IMO, we are deflating(mildly) and their is a crisis of confidence brewing around the world which will cause devaluation coming soon.
The Fed can’t print confidence in their system and I believe their job is in trouble. They are private government contractors that role should be re-evaluated if this happens.
September 19, 2009 at 10:18 PM #459868ArrayaParticipant[quote=barnaby33]
Deflation & Dollar Devaluation will co-exist.
Please explain? Deflation means scarcity of dollars, relative to demand. Falling prices just mean less people buying less stuff. A devalued dollar implies more dollars than demand for them. While this is possible I’d like to see, in your opinion, it comes about.
Josh[/quote]Ok, from the looks of the data we are mildly deflating. Meaning consumer credit is contracting and x rate and the Fed is offsetting the deflation with creating public debt, however, not more than the contraction in consumer credit. So we have a net contraction. i.e deflation Chris Martenson quantifies it pretty well here.
However, as many outside of the main economic echo chambers have already divined, it may simply be that there is a “new normal” out there that does not include a return to the former trajectory of borrowing. If so, then the government attempts to “plug the gap,” while crossing their fingers and waiting for everyone to get back in the race, will fail.
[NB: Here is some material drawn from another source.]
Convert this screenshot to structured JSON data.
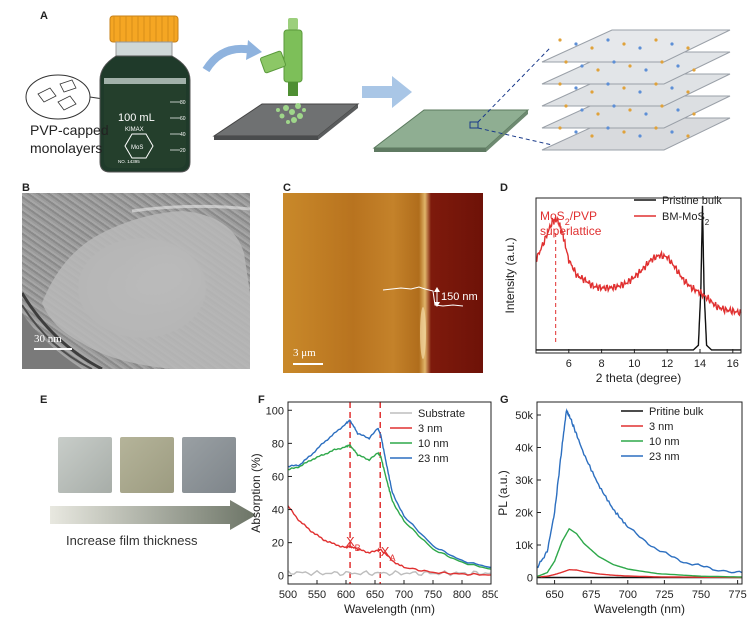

I have resolved myself to a new normal, a much lower normal, and my main concern centers on whether the government will arrive at the same conclusion before the dollar is ruined, or after.
The structural problems are still intact and there is no reason we will stop consumer credit deflation. It’s very easy to see that it is going to go on for years. Basically, the Feds measures have a shelf life with the world and really are not doing us any good besides putting of the problem of too much debt until later.
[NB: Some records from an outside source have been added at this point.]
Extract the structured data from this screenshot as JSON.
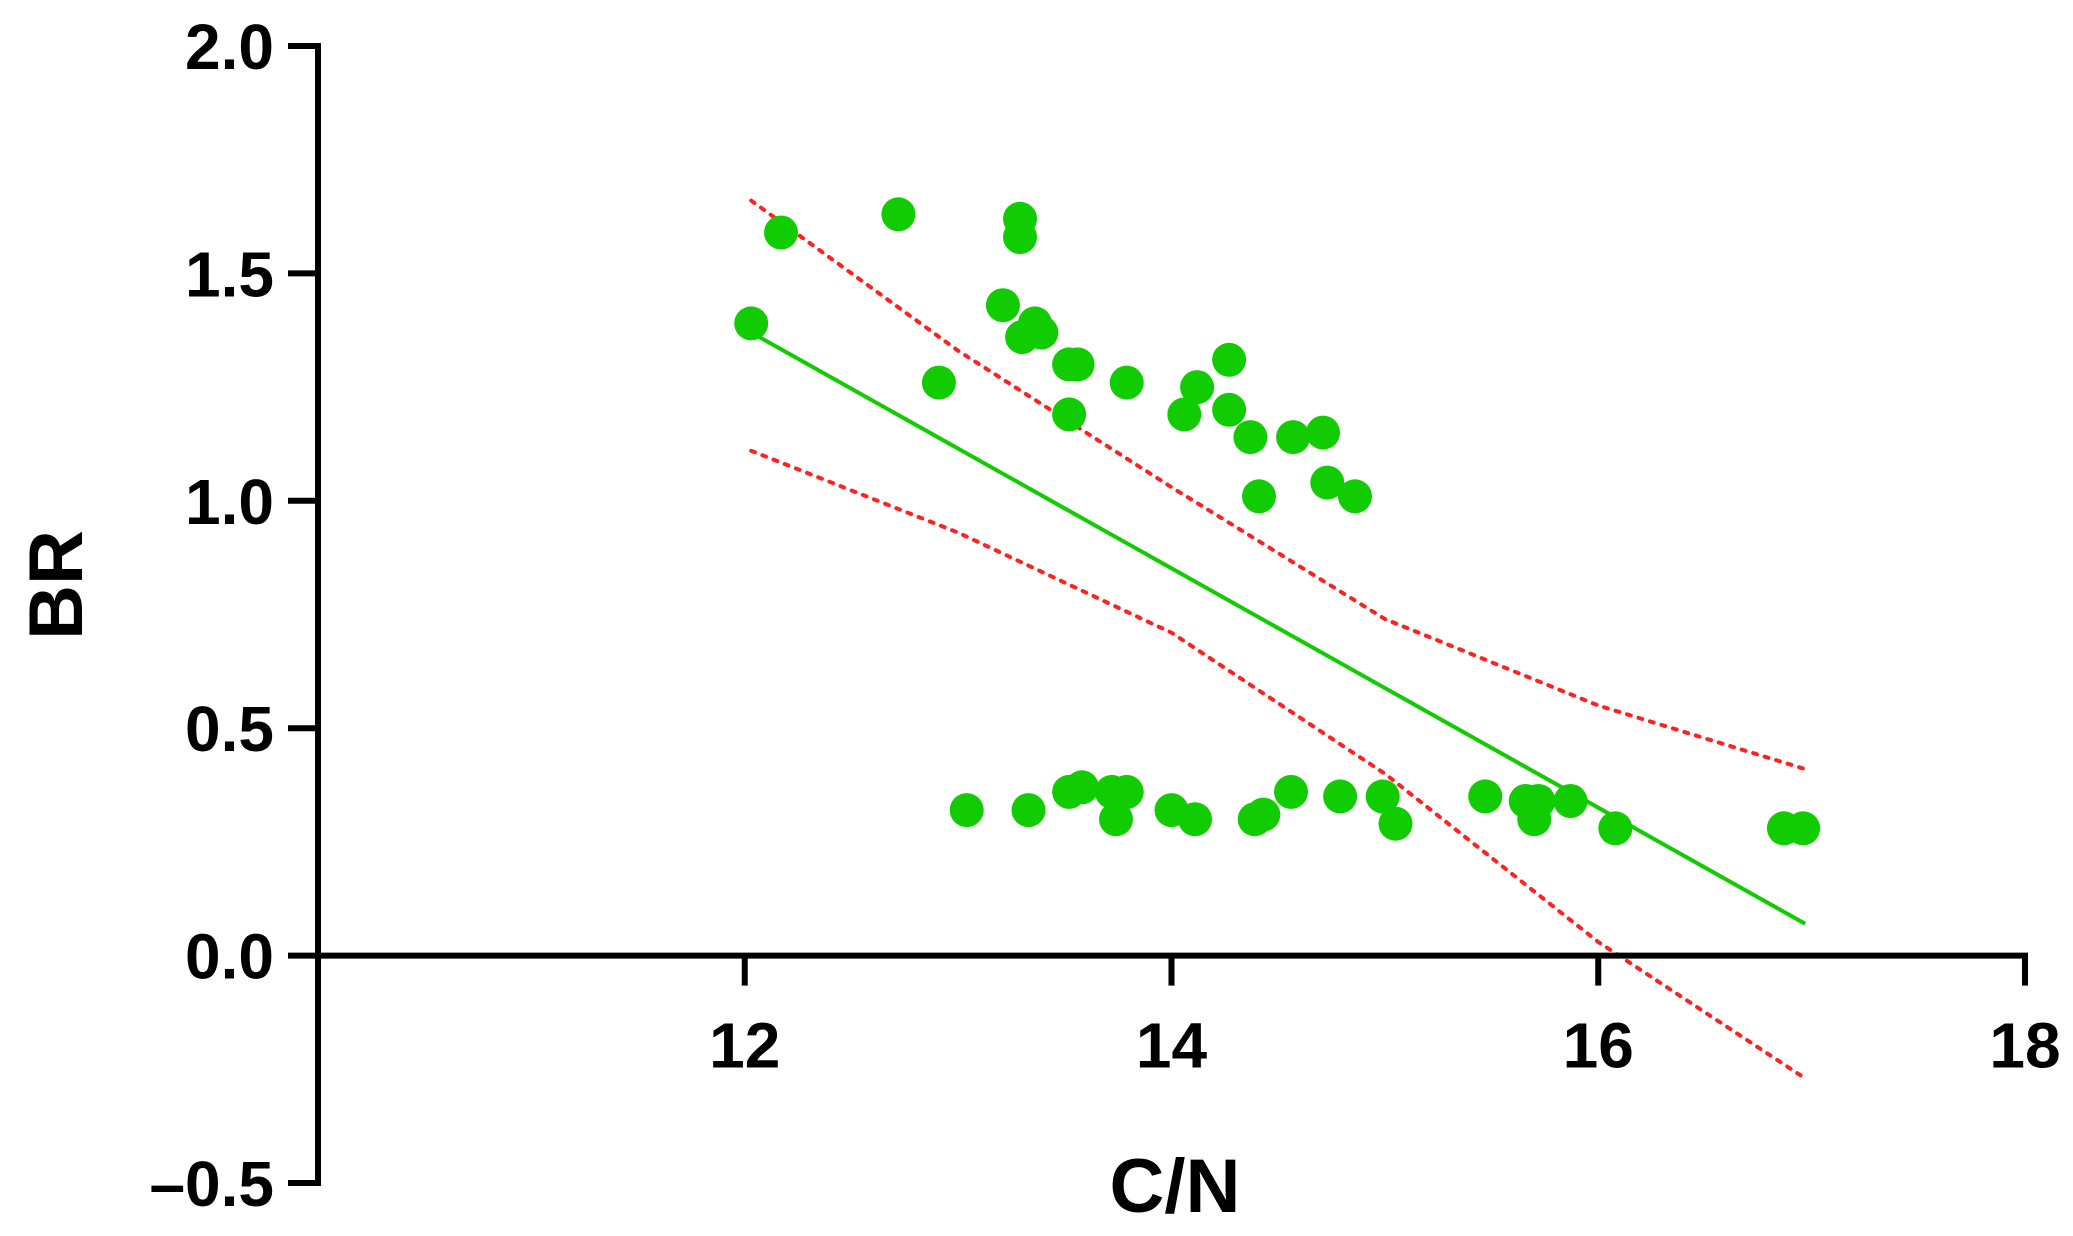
{
  "chart_data": {
    "type": "scatter",
    "xlabel": "C/N",
    "ylabel": "BR",
    "xlim": [
      10,
      18
    ],
    "ylim": [
      -0.5,
      2.0
    ],
    "x_ticks": [
      12,
      14,
      16,
      18
    ],
    "y_ticks": [
      -0.5,
      0.0,
      0.5,
      1.0,
      1.5,
      2.0
    ],
    "x_tick_labels": [
      "12",
      "14",
      "16",
      "18"
    ],
    "y_tick_labels": [
      "–0.5",
      "0.0",
      "0.5",
      "1.0",
      "1.5",
      "2.0"
    ],
    "grid": false,
    "legend": "none",
    "colors": {
      "points": "#11cc00",
      "fit": "#11cc00",
      "ci": "#ff2020",
      "axis": "#000000"
    },
    "points": [
      {
        "x": 12.03,
        "y": 1.39
      },
      {
        "x": 12.17,
        "y": 1.59
      },
      {
        "x": 12.72,
        "y": 1.63
      },
      {
        "x": 12.91,
        "y": 1.26
      },
      {
        "x": 13.29,
        "y": 1.62
      },
      {
        "x": 13.29,
        "y": 1.58
      },
      {
        "x": 13.21,
        "y": 1.43
      },
      {
        "x": 13.36,
        "y": 1.39
      },
      {
        "x": 13.39,
        "y": 1.37
      },
      {
        "x": 13.3,
        "y": 1.36
      },
      {
        "x": 13.52,
        "y": 1.3
      },
      {
        "x": 13.56,
        "y": 1.3
      },
      {
        "x": 13.52,
        "y": 1.19
      },
      {
        "x": 13.79,
        "y": 1.26
      },
      {
        "x": 14.12,
        "y": 1.25
      },
      {
        "x": 14.27,
        "y": 1.31
      },
      {
        "x": 14.06,
        "y": 1.19
      },
      {
        "x": 14.27,
        "y": 1.2
      },
      {
        "x": 14.37,
        "y": 1.14
      },
      {
        "x": 14.57,
        "y": 1.14
      },
      {
        "x": 14.71,
        "y": 1.15
      },
      {
        "x": 14.41,
        "y": 1.01
      },
      {
        "x": 14.73,
        "y": 1.04
      },
      {
        "x": 14.86,
        "y": 1.01
      },
      {
        "x": 13.04,
        "y": 0.32
      },
      {
        "x": 13.33,
        "y": 0.32
      },
      {
        "x": 13.52,
        "y": 0.36
      },
      {
        "x": 13.58,
        "y": 0.37
      },
      {
        "x": 13.72,
        "y": 0.36
      },
      {
        "x": 13.79,
        "y": 0.36
      },
      {
        "x": 13.74,
        "y": 0.3
      },
      {
        "x": 14.0,
        "y": 0.32
      },
      {
        "x": 14.11,
        "y": 0.3
      },
      {
        "x": 14.39,
        "y": 0.3
      },
      {
        "x": 14.43,
        "y": 0.31
      },
      {
        "x": 14.56,
        "y": 0.36
      },
      {
        "x": 14.79,
        "y": 0.35
      },
      {
        "x": 14.99,
        "y": 0.35
      },
      {
        "x": 15.05,
        "y": 0.29
      },
      {
        "x": 15.47,
        "y": 0.35
      },
      {
        "x": 15.66,
        "y": 0.34
      },
      {
        "x": 15.72,
        "y": 0.34
      },
      {
        "x": 15.7,
        "y": 0.3
      },
      {
        "x": 15.87,
        "y": 0.34
      },
      {
        "x": 16.08,
        "y": 0.28
      },
      {
        "x": 16.87,
        "y": 0.28
      },
      {
        "x": 16.96,
        "y": 0.28
      }
    ],
    "fit_line": [
      {
        "x": 12.03,
        "y": 1.37
      },
      {
        "x": 16.97,
        "y": 0.07
      }
    ],
    "ci_upper": [
      {
        "x": 12.03,
        "y": 1.66
      },
      {
        "x": 13.0,
        "y": 1.33
      },
      {
        "x": 14.0,
        "y": 1.03
      },
      {
        "x": 15.0,
        "y": 0.74
      },
      {
        "x": 16.0,
        "y": 0.55
      },
      {
        "x": 16.97,
        "y": 0.41
      }
    ],
    "ci_lower": [
      {
        "x": 12.03,
        "y": 1.11
      },
      {
        "x": 13.0,
        "y": 0.93
      },
      {
        "x": 14.0,
        "y": 0.71
      },
      {
        "x": 15.0,
        "y": 0.4
      },
      {
        "x": 16.0,
        "y": 0.03
      },
      {
        "x": 16.97,
        "y": -0.27
      }
    ]
  }
}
In the meantime the rest of the world has set up bilateral trade agreements to not use the dollar for international settlements because of the these deflation fighting measures.
The reserve currency status gives the dollar a good portion of it’s value. If the world goes away from the dollar it will devalue regardless of whether we are inflating or deflating.
http://www.atimes.com/atimes/China_Business/JG30Cb01.html
Dollar hegemony is a geopolitically constructed peculiarity through which critical commodities, the most notable being oil, are denominated in fiat dollars, not backed by gold or other species since then president Richard Nixon took the US dollar off gold in 1971. The recycling of petro-dollars into other dollar assets is the price the US has extracted from oil-producing countries for US tolerance of the oil-exporting cartel since 1973. After that, everyone accepts dollars because dollars can buy oil, and every
economy needs oil. Dollar hegemony separates the trade value of every currency from direct connection to the productivity of the issuing economy to link it directly to the size of dollar reserves held by the issuing central bank. Dollar hegemony enables the US to own indirectly but essentially the entire global economy by requiring its wealth to be denominated in fiat dollars that the US can print at will with little in the way of monetary penalties.
IMO, we are deflating(mildly) and their is a crisis of confidence brewing around the world which will cause devaluation coming soon.
The Fed can’t print confidence in their system and I believe their job is in trouble. They are private government contractors that role should be re-evaluated if this happens.